Smart Money: How the Recession Made Frugality Cool
"Ahh, the Great Recession," we'll tell our grandchildren. "When we learned the real value of a twenty, refilled our inkjet cartridges, walked two blocks through snow to get to Starbucks."
It just doesn't work, does it? Surely the recession has had a huge impact -- an especially traumatic one for the 12.5 million American workers who are still unemployed. But it just doesn't feel like it's made the imprint on the national psyche that the Great Depression did.
No national orgy of sock-darning and home auto repair. No piling into rickety SUVs in a mass exodus to go west (perhaps this time to North Dakota, where unemployment is just 3 percent). Certainly no shuttering of luxury retailers, which have thrived over the last few years.
And yet the recession has made saving money a little more legit. Something you can admit to in mixed company. As William Safire wrote when a new word -- frugalista -- was coined: "Concerned about your budget in this year's market debacle? Sharpening your pencil and tightening your belt, foraging for bargains but not altogether abandoning good food and good screens? Join the frugalistas!"
We may, slowly, be climbing out of the recession. (Economists say it ended in 2009 -- but economists tend to have tenured jobs at big universities.) Yet the cry to "join the frugalistas" remains. And that's because it's not just about money.
It's About Health
Compare the frugalista manifesto with what health experts keep telling us. For an example, check out the work of longevity expert Dan Buettner, who joined up with National Geographic to study "Blue Zones," societies around the world where people live a long time. Buettner came up with nine "lifestyle habits" that can lead to longer, healthier lives. Several of the habits are straight out of the frugalista's playbook.
There's "move naturally" -- using your own power to get around. Not surprisingly, the walking shoe and the bicycle are frugalista icons. According to Buettner, simple things like walking instead of driving, taking the stairs and gardening can add about four years to your life.
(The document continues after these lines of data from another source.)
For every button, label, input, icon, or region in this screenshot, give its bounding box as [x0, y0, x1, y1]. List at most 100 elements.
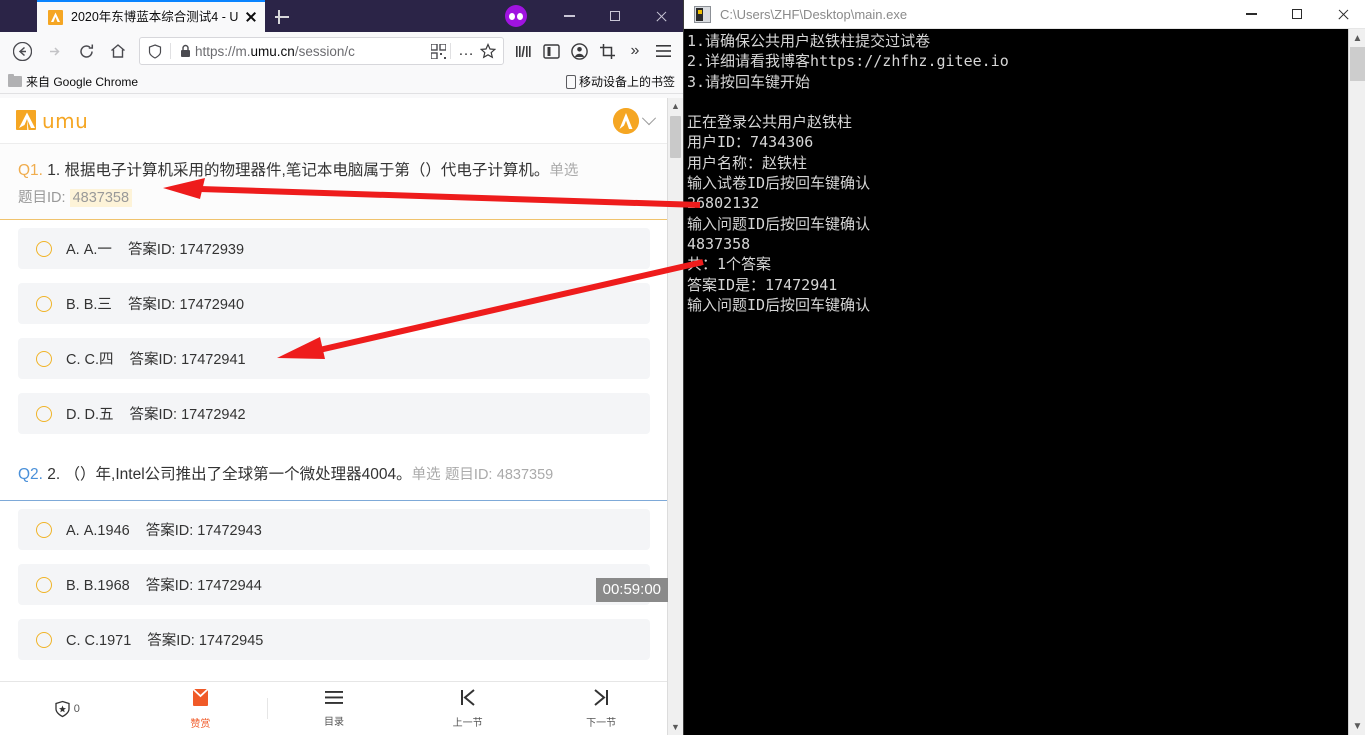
reward-label: 赞赏	[190, 718, 211, 730]
radio-icon[interactable]	[36, 521, 52, 538]
question-2-id-value[interactable]: 4837359	[497, 467, 553, 483]
bookmark-mobile[interactable]: 移动设备上的书签	[565, 73, 675, 90]
radio-icon[interactable]	[36, 405, 52, 422]
option-row[interactable]: B. B.1968 答案ID: 17472944	[18, 564, 650, 605]
lock-icon[interactable]	[175, 44, 195, 58]
question-1-id-label: 题目ID:	[18, 190, 66, 206]
urlbar-divider-2	[450, 43, 451, 59]
question-2-id-label: 题目ID:	[444, 467, 493, 483]
url-text[interactable]: https://m.umu.cn/session/c	[195, 44, 430, 59]
console-scrollbar[interactable]: ▲ ▼	[1348, 29, 1365, 735]
window-close-button[interactable]	[638, 0, 684, 32]
next-section-label: 下一节	[586, 718, 617, 729]
option-text: C. C.1971 答案ID: 17472945	[66, 633, 264, 649]
screenshot-icon[interactable]	[593, 37, 621, 65]
bookmark-google-chrome[interactable]: 来自 Google Chrome	[8, 73, 138, 90]
option-row[interactable]: C. C.1971 答案ID: 17472945	[18, 619, 650, 660]
bookmarks-bar: 来自 Google Chrome 移动设备上的书签	[0, 70, 683, 94]
browser-tab[interactable]: 2020年东博蓝本综合测试4 - U	[37, 0, 265, 32]
console-scroll-up-icon[interactable]: ▲	[1349, 29, 1365, 47]
question-1-type: 单选	[549, 163, 579, 179]
console-window: C:\Users\ZHF\Desktop\main.exe 1.请确保公共用户赵…	[683, 0, 1365, 735]
console-body[interactable]: 1.请确保公共用户赵铁柱提交过试卷 2.详细请看我博客https://zhfhz…	[684, 29, 1365, 735]
umu-header: umu	[0, 98, 668, 144]
option-row[interactable]: D. D.五 答案ID: 17472942	[18, 393, 650, 434]
bottombar-next-section[interactable]: 下一节	[534, 688, 668, 729]
question-2-options: A. A.1946 答案ID: 17472943 B. B.1968 答案ID: 1…	[0, 501, 668, 660]
scroll-up-icon[interactable]: ▲	[668, 98, 683, 114]
option-text: A. A.1946 答案ID: 17472943	[66, 523, 262, 539]
radio-icon[interactable]	[36, 240, 52, 257]
browser-tabbar: 2020年东博蓝本综合测试4 - U	[0, 0, 683, 32]
library-icon[interactable]	[509, 37, 537, 65]
option-text: B. B.三 答案ID: 17472940	[66, 297, 245, 313]
option-row[interactable]: A. A.一 答案ID: 17472939	[18, 228, 650, 269]
chevron-down-icon[interactable]	[641, 110, 657, 125]
avatar[interactable]	[613, 107, 639, 134]
page-actions-icon[interactable]: …	[455, 43, 477, 59]
extension-icon[interactable]	[505, 5, 527, 27]
radio-icon[interactable]	[36, 576, 52, 593]
radio-icon[interactable]	[36, 350, 52, 367]
question-1-options: A. A.一 答案ID: 17472939 B. B.三 答案ID: 1747294…	[0, 220, 668, 434]
umu-page: umu Q1. 1. 根据电子计算机采用的物理器件,笔记本电脑属于第（）代电子计…	[0, 98, 668, 735]
reload-icon[interactable]	[70, 35, 102, 67]
console-maximize-button[interactable]	[1274, 0, 1320, 29]
overflow-icon[interactable]: »	[621, 37, 649, 65]
envelope-icon	[191, 687, 210, 713]
scroll-down-icon[interactable]: ▼	[668, 719, 683, 735]
option-row[interactable]: A. A.1946 答案ID: 17472943	[18, 509, 650, 550]
console-minimize-button[interactable]	[1228, 0, 1274, 29]
bottombar-likes[interactable]: 0	[0, 700, 134, 718]
bottombar-prev-section[interactable]: 上一节	[401, 688, 535, 729]
console-scroll-down-icon[interactable]: ▼	[1349, 717, 1365, 735]
console-close-button[interactable]	[1320, 0, 1365, 29]
option-text: B. B.1968 答案ID: 17472944	[66, 578, 262, 594]
bookmark-mobile-label: 移动设备上的书签	[578, 75, 675, 89]
window-minimize-button[interactable]	[546, 0, 592, 32]
bookmark-star-icon[interactable]	[477, 43, 499, 59]
new-tab-button[interactable]	[272, 7, 292, 27]
shield-icon[interactable]	[144, 43, 166, 59]
phone-icon	[565, 74, 576, 89]
account-icon[interactable]	[565, 37, 593, 65]
url-bar[interactable]: https://m.umu.cn/session/c …	[139, 37, 504, 65]
folder-icon	[8, 73, 22, 87]
page-scrollbar-thumb[interactable]	[670, 116, 681, 158]
sidebar-icon[interactable]	[537, 37, 565, 65]
bottombar-reward[interactable]: 赞赏	[134, 687, 268, 730]
console-app-icon	[694, 5, 711, 23]
option-text: D. D.五 答案ID: 17472942	[66, 407, 246, 423]
bookmark-label: 来自 Google Chrome	[26, 75, 139, 89]
radio-icon[interactable]	[36, 631, 52, 648]
option-row[interactable]: B. B.三 答案ID: 17472940	[18, 283, 650, 324]
web-page-viewport: umu Q1. 1. 根据电子计算机采用的物理器件,笔记本电脑属于第（）代电子计…	[0, 98, 683, 735]
umu-header-right	[613, 107, 657, 134]
mask-icon	[509, 12, 523, 20]
question-1-id-line: 题目ID: 4837358	[18, 186, 650, 207]
question-2-type: 单选	[411, 467, 441, 483]
list-icon	[324, 689, 344, 711]
umu-logo[interactable]: umu	[14, 108, 88, 134]
umu-wordmark: umu	[42, 108, 89, 133]
home-icon[interactable]	[102, 35, 134, 67]
console-output: 1.请确保公共用户赵铁柱提交过试卷 2.详细请看我博客https://zhfhz…	[687, 32, 1009, 314]
close-tab-icon[interactable]	[243, 9, 259, 25]
console-scrollbar-thumb[interactable]	[1350, 47, 1365, 81]
prev-section-label: 上一节	[452, 718, 483, 729]
bottombar-catalog[interactable]: 目录	[267, 689, 401, 728]
window-maximize-button[interactable]	[592, 0, 638, 32]
question-1-text-line: Q1. 1. 根据电子计算机采用的物理器件,笔记本电脑属于第（）代电子计算机。单…	[18, 158, 650, 184]
question-1-text: 1. 根据电子计算机采用的物理器件,笔记本电脑属于第（）代电子计算机。	[47, 162, 550, 179]
option-row[interactable]: C. C.四 答案ID: 17472941	[18, 338, 650, 379]
radio-icon[interactable]	[36, 295, 52, 312]
screen: 2020年东博蓝本综合测试4 - U https://m.umu.cn/sess…	[0, 0, 1365, 735]
app-menu-icon[interactable]	[649, 37, 677, 65]
umu-bottom-toolbar: 0 赞赏 目录 上一节 下一节	[0, 681, 668, 735]
option-text: A. A.一 答案ID: 17472939	[66, 242, 245, 258]
back-icon[interactable]	[6, 35, 38, 67]
qr-code-icon[interactable]	[430, 42, 447, 60]
page-scrollbar[interactable]: ▲ ▼	[667, 98, 683, 735]
question-1-id-value[interactable]: 4837358	[69, 189, 133, 207]
exam-timer: 00:59:00	[595, 578, 668, 602]
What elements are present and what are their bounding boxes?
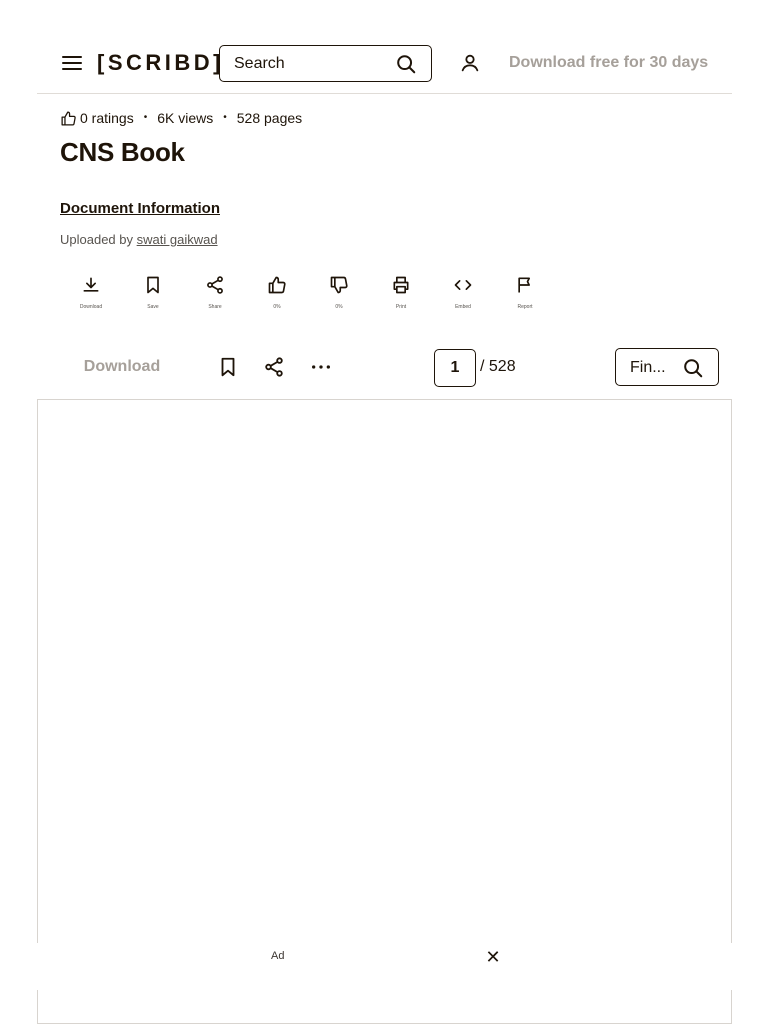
action-save[interactable]: Save: [122, 275, 184, 310]
action-label: 0%: [335, 304, 343, 310]
action-like[interactable]: 0%: [246, 275, 308, 310]
flag-icon: [518, 277, 530, 293]
find-placeholder: Fin...: [630, 359, 666, 376]
action-report[interactable]: Report: [494, 275, 556, 310]
page-number-input[interactable]: 1: [434, 349, 476, 387]
action-share[interactable]: Share: [184, 275, 246, 310]
ad-label: Ad: [271, 950, 285, 962]
thumbs-up-icon: [268, 276, 286, 294]
header-divider: [37, 93, 732, 94]
uploader-link[interactable]: swati gaikwad: [137, 232, 218, 247]
share-icon[interactable]: [263, 356, 285, 378]
document-viewer[interactable]: [37, 399, 732, 1024]
uploaded-by-label: Uploaded by: [60, 232, 133, 247]
ad-banner: Ad ✕: [37, 943, 732, 990]
thumbs-up-icon: [61, 110, 76, 126]
action-label: Save: [147, 304, 159, 310]
search-icon[interactable]: [682, 357, 704, 379]
search-box[interactable]: [219, 45, 432, 82]
separator-dot: •: [223, 112, 227, 123]
download-free-trial-link[interactable]: Download free for 30 days: [509, 53, 708, 73]
document-meta: 0 ratings • 6K views • 528 pages: [60, 108, 302, 128]
search-icon[interactable]: [395, 53, 417, 75]
search-input[interactable]: [234, 46, 394, 81]
action-embed[interactable]: Embed: [432, 275, 494, 310]
action-label: 0%: [273, 304, 281, 310]
embed-icon: [454, 280, 472, 290]
find-in-document-input[interactable]: Fin...: [615, 348, 719, 386]
pages-count: 528 pages: [236, 110, 303, 126]
download-icon: [83, 277, 99, 292]
action-download[interactable]: Download: [60, 275, 122, 310]
close-icon[interactable]: ✕: [484, 948, 502, 966]
bookmark-icon[interactable]: [217, 356, 239, 378]
uploaded-by: Uploaded by swati gaikwad: [60, 231, 218, 249]
separator-dot: •: [143, 112, 148, 123]
action-dislike[interactable]: 0%: [308, 275, 370, 310]
ratings-count: 0 ratings: [80, 110, 134, 126]
more-options-icon[interactable]: [310, 356, 332, 378]
hamburger-menu-icon[interactable]: [60, 54, 84, 74]
bookmark-icon: [147, 276, 159, 294]
action-label: Print: [395, 304, 407, 310]
site-header: [SCRIBD] Download free for 30 days: [0, 0, 768, 94]
action-print[interactable]: Print: [370, 275, 432, 310]
print-icon: [393, 276, 409, 294]
document-information-link[interactable]: Document Information: [60, 199, 220, 219]
share-icon: [207, 276, 223, 294]
scribd-logo[interactable]: [SCRIBD]: [97, 49, 224, 77]
action-label: Report: [517, 304, 533, 310]
document-title: CNS Book: [60, 137, 185, 167]
thumbs-down-icon: [330, 276, 348, 294]
document-toolbar: Download 1 / 528 Fin...: [0, 345, 768, 389]
action-label: Embed: [455, 304, 471, 310]
user-account-icon[interactable]: [459, 52, 481, 74]
toolbar-download-button[interactable]: Download: [60, 347, 184, 387]
document-actions: Download Save Share 0% 0% Print Embed Re…: [60, 275, 556, 310]
page-total: / 528: [480, 358, 516, 375]
action-label: Download: [79, 304, 103, 310]
views-count: 6K views: [157, 110, 214, 126]
action-label: Share: [208, 304, 222, 310]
Then there are the eating habits -- don't overeat, and focus on plants. Again, aiming lower on the food chain than feedlot-fattened beef is central to frugal dining. Add in a daily glass of wine, and Buettner says you pick up eight years of life. You'll save some cash, as well.
It's About the Planet
This point would fill a book rather than a blog. But for a visual example, try the imagery of photographer Chris Jordan, who has dedicated his art to showing us ourselves through the mirror of our garbage -- from the number of mail-order catalogs we toss every three seconds to how our ugly trash kills baby birds way out in the Pacific. A glance at a few of his photos will have you chanting "reduce, reuse, recycle" for at least a month.
It's About Choices
For the consumer, our economy is no longer like the old five-and-dime, where everything had a fixed price. Instead, it's closer to airline fares, where what you pay depends on when you buy, how you buy, and -- most notably -- what's important to you.
There are choices out there, though our marketing-driven society is loath to broadcast them. You should get to set your own priorities, even fly first-class sometimes when you think it's worth it. But you can't make the choice until you know the options.
And that's the idea here -- knowing the options. It's what my weekly frugal living blog posts will explore.